Simplicity is equally important. If you add too many intermediaries, custodians, and fee layers, it becomes harder to understand where risk sits and who is responsible if something goes wrong.
A proof of concept can show that the technology works. It doesn’t prove that the system works in the real world.
When real money is involved, even in limited amounts, regulated entities have to go through the actual risk, compliance, legal, accounting, and operational processes. They have to ask: can we settle this, account for it, manage the risk, explain it to regulators, and support it operationally?
That is where the real learning happens. A testnet can show that a transaction is technically possible. A real-money pilot shows whether institutions can use the infrastructure under real constraints.
That was critical because some Acacia pilots involved real transactions, including millions or tens of millions of dollars. That forced participants to test not just the technology, but the governance, controls, and market processes around it.
The outcomes suggest that Australia has a real opportunity to lead in tokenized financial markets, but only if the regulatory and market infrastructure evolves quickly enough.
If the estimate of up to USD 24 billion in annual economic gains is correct, the next phase cannot be another long period of analysis without execution. The industry now needs a clear route from experimentation into live market use.
A key part of that should be a reimagined regulatory sandbox that behaves more like an accelerator: clear objectives, coordinated regulators, real market participants, and a practical route for responsible projects to move forward.

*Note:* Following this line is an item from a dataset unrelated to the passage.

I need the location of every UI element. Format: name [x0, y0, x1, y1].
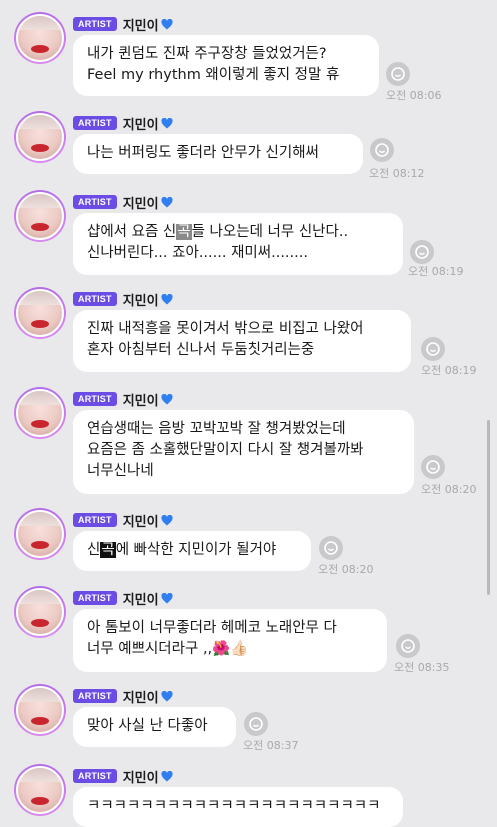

Acacia created real momentum by bringing regulators, payment providers, market infrastructure players, banks, and technology firms around practical use cases. The next challenge is to turn that into systems that can operate at scale.
I’ve been working in this area for a decade now, and I’m more optimistic than I’ve ever been. The direction of travel is clear: tokenized money, tokenized assets, and settlement infrastructure are starting to converge. Technologies like Hedera, HashSphere, and Hashgraph’s Cross-Ledger Protocol (CLPR) align well with that shift because they are focused on connecting systems rather than creating new silos.
Three lessons stand out. First, treat tokenization as market infrastructure from day one. The moment it becomes a technology pilot with no clear path to production; you lose the institutions you need to make it work.
Second, test with real money and real constraints. Proofs of concept tell you the technology works. Real-money pilots tell you whether your legal framework, compliance processes, and operational infrastructure are ready. Australia found out things in Acacia that no simulation would have revealed.
Third, and most urgently: sort out your digital money story. The jurisdictions that will lead in tokenized markets are the ones that have a credible, regulated form of digital money ready to act as the settlement asset. Without that, every tokenized asset sits on one side of a transaction with nothing trusted on the other. The US, UK, EU, and Singapore are all moving, and the window for others to establish their own frameworks is narrowing fast.